Sale: Shinwa Art Auction, Japan, July 14, 2007, lot 100

Acquired at the above sale by the present owner

Condition

Very good condition. Oil on paper laid down on canvas, most likely prepared by the artist. There is a small disturbance in extreme upper right corner, possibly as a result of a crease in the paper, otherwise this work has a rich impasto and is in very good condition. Under UV light, no retouching is apparent.
In response to your inquiry, we are pleased to provide you with a general report of the condition of the property described above. Since we are not professional conservators or restorers, we urge you to consult with a restorer or conservator of your choice who will be better able to provide a detailed, professional report. Prospective buyers should inspect each lot to satisfy themselves as to condition and must understand that any statement made by Sotheby's is merely a subjective qualified opinion.
NOTWITHSTANDING THIS REPORT OR ANY DISCUSSIONS CONCERNING CONDITION OF A LOT, ALL LOTS ARE OFFERED AND SOLD "AS IS" IN ACCORDANCE WITH THE CONDITIONS OF SALE PRINTED IN THE CATALOGUE.

Catalogue Note

Souvenir d'hiver is a quintessential example of Chagall's mastery in assembling an array of folkloric images in a dense and colorful composition. This work contains several of the most crucial elements in the artist's pictorial iconography: symbols of his agrarian roots and domesticity and a landscape evoking both the poor villages of his childhood home in Russia and the Mediterranean coastal towns in the south of France. Each figure is masterfully rendered through a matrix of intense color and spatial experimentation that epitomized Chagall's work, reflecting his own very personal delight in the act of painting.

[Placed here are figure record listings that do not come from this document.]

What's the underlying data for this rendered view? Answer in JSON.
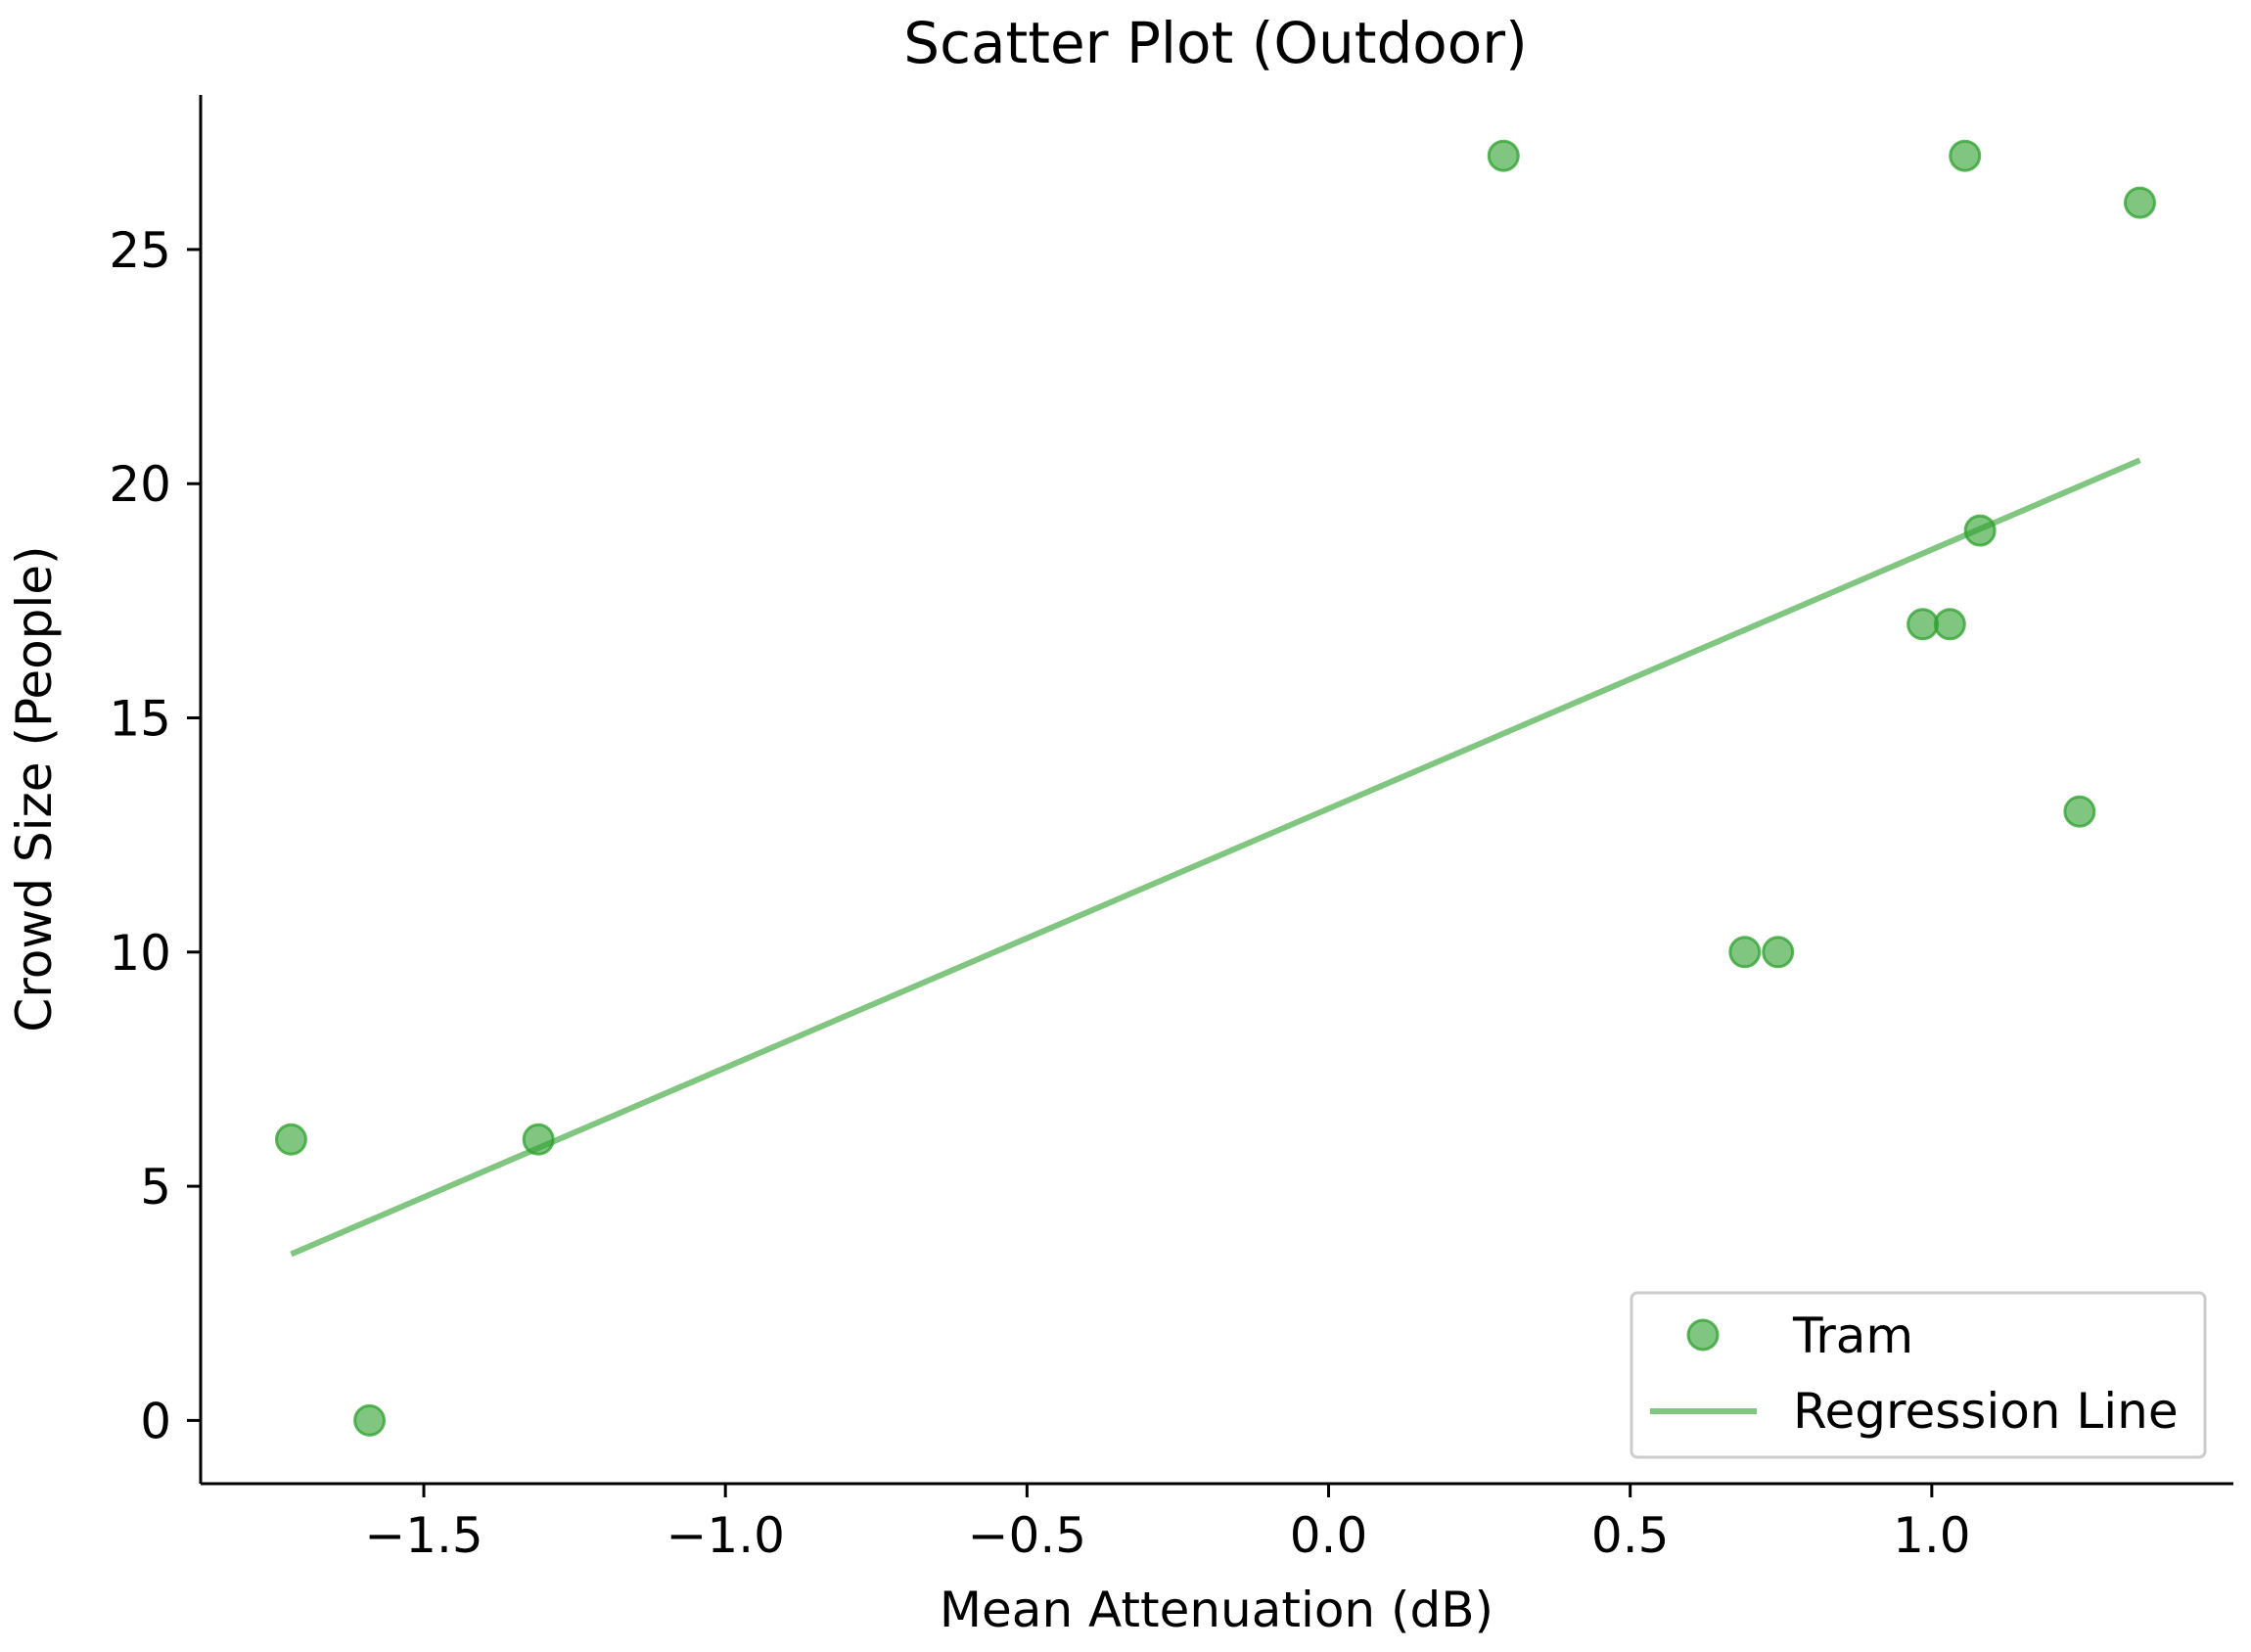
{
  "chart_data": {
    "type": "scatter",
    "title": "Scatter Plot (Outdoor)",
    "xlabel": "Mean Attenuation (dB)",
    "ylabel": "Crowd Size (People)",
    "xlim": [
      -1.87,
      1.5
    ],
    "ylim": [
      -1.35,
      28.3
    ],
    "x_ticks": [
      -1.5,
      -1.0,
      -0.5,
      0.0,
      0.5,
      1.0
    ],
    "x_tick_labels": [
      "−1.5",
      "−1.0",
      "−0.5",
      "0.0",
      "0.5",
      "1.0"
    ],
    "y_ticks": [
      0,
      5,
      10,
      15,
      20,
      25
    ],
    "y_tick_labels": [
      "0",
      "5",
      "10",
      "15",
      "20",
      "25"
    ],
    "grid": false,
    "legend_position": "bottom-right",
    "series": [
      {
        "name": "Tram",
        "kind": "scatter",
        "color": "#2ca02c",
        "points": [
          {
            "x": -1.72,
            "y": 6
          },
          {
            "x": -1.59,
            "y": 0
          },
          {
            "x": -1.31,
            "y": 6
          },
          {
            "x": 0.29,
            "y": 27
          },
          {
            "x": 0.69,
            "y": 10
          },
          {
            "x": 0.745,
            "y": 10
          },
          {
            "x": 0.985,
            "y": 17
          },
          {
            "x": 1.03,
            "y": 17
          },
          {
            "x": 1.055,
            "y": 27
          },
          {
            "x": 1.08,
            "y": 19
          },
          {
            "x": 1.245,
            "y": 13
          },
          {
            "x": 1.345,
            "y": 26
          }
        ]
      },
      {
        "name": "Regression Line",
        "kind": "line",
        "color": "#2ca02c",
        "points": [
          {
            "x": -1.72,
            "y": 3.55
          },
          {
            "x": 1.345,
            "y": 20.5
          }
        ]
      }
    ]
  }
}
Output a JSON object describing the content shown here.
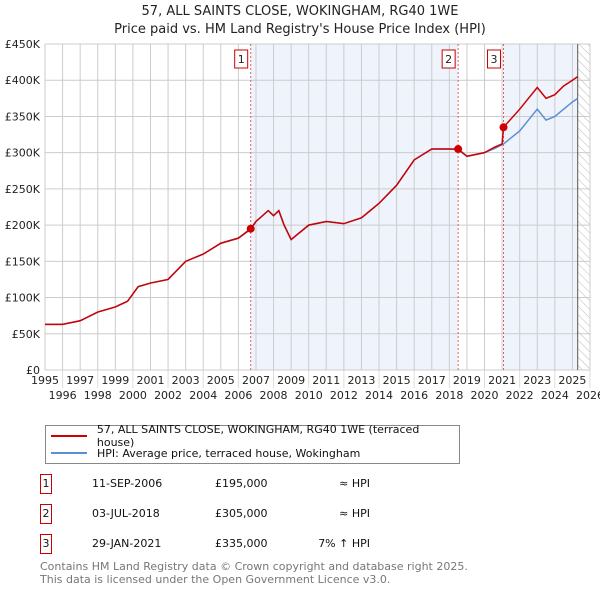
{
  "header": {
    "title": "57, ALL SAINTS CLOSE, WOKINGHAM, RG40 1WE",
    "subtitle": "Price paid vs. HM Land Registry's House Price Index (HPI)"
  },
  "chart_data": {
    "type": "line",
    "title": "57, ALL SAINTS CLOSE, WOKINGHAM, RG40 1WE",
    "subtitle": "Price paid vs. HM Land Registry's House Price Index (HPI)",
    "xlim": [
      1995,
      2026
    ],
    "ylim": [
      0,
      450000
    ],
    "x_ticks": [
      "1995",
      "1996",
      "1997",
      "1998",
      "1999",
      "2000",
      "2001",
      "2002",
      "2003",
      "2004",
      "2005",
      "2006",
      "2007",
      "2008",
      "2009",
      "2010",
      "2011",
      "2012",
      "2013",
      "2014",
      "2015",
      "2016",
      "2017",
      "2018",
      "2019",
      "2020",
      "2021",
      "2022",
      "2023",
      "2024",
      "2025",
      "2026"
    ],
    "y_ticks": [
      {
        "v": 0,
        "label": "£0"
      },
      {
        "v": 50000,
        "label": "£50K"
      },
      {
        "v": 100000,
        "label": "£100K"
      },
      {
        "v": 150000,
        "label": "£150K"
      },
      {
        "v": 200000,
        "label": "£200K"
      },
      {
        "v": 250000,
        "label": "£250K"
      },
      {
        "v": 300000,
        "label": "£300K"
      },
      {
        "v": 350000,
        "label": "£350K"
      },
      {
        "v": 400000,
        "label": "£400K"
      },
      {
        "v": 450000,
        "label": "£450K"
      }
    ],
    "grid": true,
    "series": [
      {
        "name": "57, ALL SAINTS CLOSE, WOKINGHAM, RG40 1WE (terraced house)",
        "color": "#cc0000",
        "x": [
          1995,
          1996,
          1997,
          1998,
          1999,
          1999.7,
          2000.3,
          2001,
          2002,
          2003,
          2004,
          2005,
          2006,
          2006.7,
          2007,
          2007.7,
          2008,
          2008.3,
          2008.6,
          2009,
          2010,
          2011,
          2012,
          2013,
          2014,
          2015,
          2016,
          2017,
          2018,
          2018.5,
          2019,
          2020,
          2020.6,
          2021.0,
          2021.08,
          2022,
          2022.5,
          2023,
          2023.5,
          2024,
          2024.5,
          2025,
          2025.3
        ],
        "y": [
          63000,
          63000,
          68000,
          80000,
          87000,
          95000,
          115000,
          120000,
          125000,
          150000,
          160000,
          175000,
          182000,
          195000,
          205000,
          220000,
          213000,
          220000,
          200000,
          180000,
          200000,
          205000,
          202000,
          210000,
          230000,
          255000,
          290000,
          305000,
          305000,
          305000,
          295000,
          300000,
          308000,
          312000,
          335000,
          360000,
          375000,
          390000,
          375000,
          380000,
          392000,
          400000,
          405000
        ]
      },
      {
        "name": "HPI: Average price, terraced house, Wokingham",
        "color": "#5b8fd4",
        "x": [
          1995,
          1996,
          1997,
          1998,
          1999,
          1999.7,
          2000.3,
          2001,
          2002,
          2003,
          2004,
          2005,
          2006,
          2006.7,
          2007,
          2007.7,
          2008,
          2008.3,
          2008.6,
          2009,
          2010,
          2011,
          2012,
          2013,
          2014,
          2015,
          2016,
          2017,
          2018,
          2018.5,
          2019,
          2020,
          2020.6,
          2021.08,
          2022,
          2022.5,
          2023,
          2023.5,
          2024,
          2024.5,
          2025,
          2025.3
        ],
        "y": [
          63000,
          63000,
          68000,
          80000,
          87000,
          95000,
          115000,
          120000,
          125000,
          150000,
          160000,
          175000,
          182000,
          194000,
          205000,
          220000,
          213000,
          220000,
          200000,
          180000,
          200000,
          205000,
          202000,
          210000,
          230000,
          255000,
          290000,
          305000,
          305000,
          304000,
          295000,
          300000,
          306000,
          312000,
          330000,
          345000,
          360000,
          345000,
          350000,
          360000,
          370000,
          375000
        ]
      }
    ],
    "sales": [
      {
        "num": "1",
        "x": 2006.7,
        "y": 195000,
        "date": "11-SEP-2006",
        "price": "£195,000",
        "hpi": "≈ HPI"
      },
      {
        "num": "2",
        "x": 2018.5,
        "y": 305000,
        "date": "03-JUL-2018",
        "price": "£305,000",
        "hpi": "≈ HPI"
      },
      {
        "num": "3",
        "x": 2021.08,
        "y": 335000,
        "date": "29-JAN-2021",
        "price": "£335,000",
        "hpi": "7% ↑ HPI"
      }
    ],
    "forecast_from": 2025.3
  },
  "legend": {
    "items": [
      "57, ALL SAINTS CLOSE, WOKINGHAM, RG40 1WE (terraced house)",
      "HPI: Average price, terraced house, Wokingham"
    ]
  },
  "footer": {
    "line1": "Contains HM Land Registry data © Crown copyright and database right 2025.",
    "line2": "This data is licensed under the Open Government Licence v3.0."
  }
}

The central figures dominating the composition are a pair of lovers - a reference to the love of his youth and deceased wife Bella. In his most imaginative paintings, Chagall consistently drew from a vocabulary of personal symbolism.  We see several of these stock characters in this work, including the musician, the maternal figure at lower left and the cock.  But it is the lovers who command center stage in this picture.  Love and marriage were an important part of Chagall's life, as well as a recurring theme in his painting. His first great love, Bella Rosenfeld, was also from the artist's native Vitebsk, and remained a powerful symbol of his homeland, while his second wife, Vava Brodsky, was always associated for Chagall with France, where he lived at the time and where the two met. These highly personal and romantic symbols of his life both in Russia and in France are harmoniously combined in the present composition.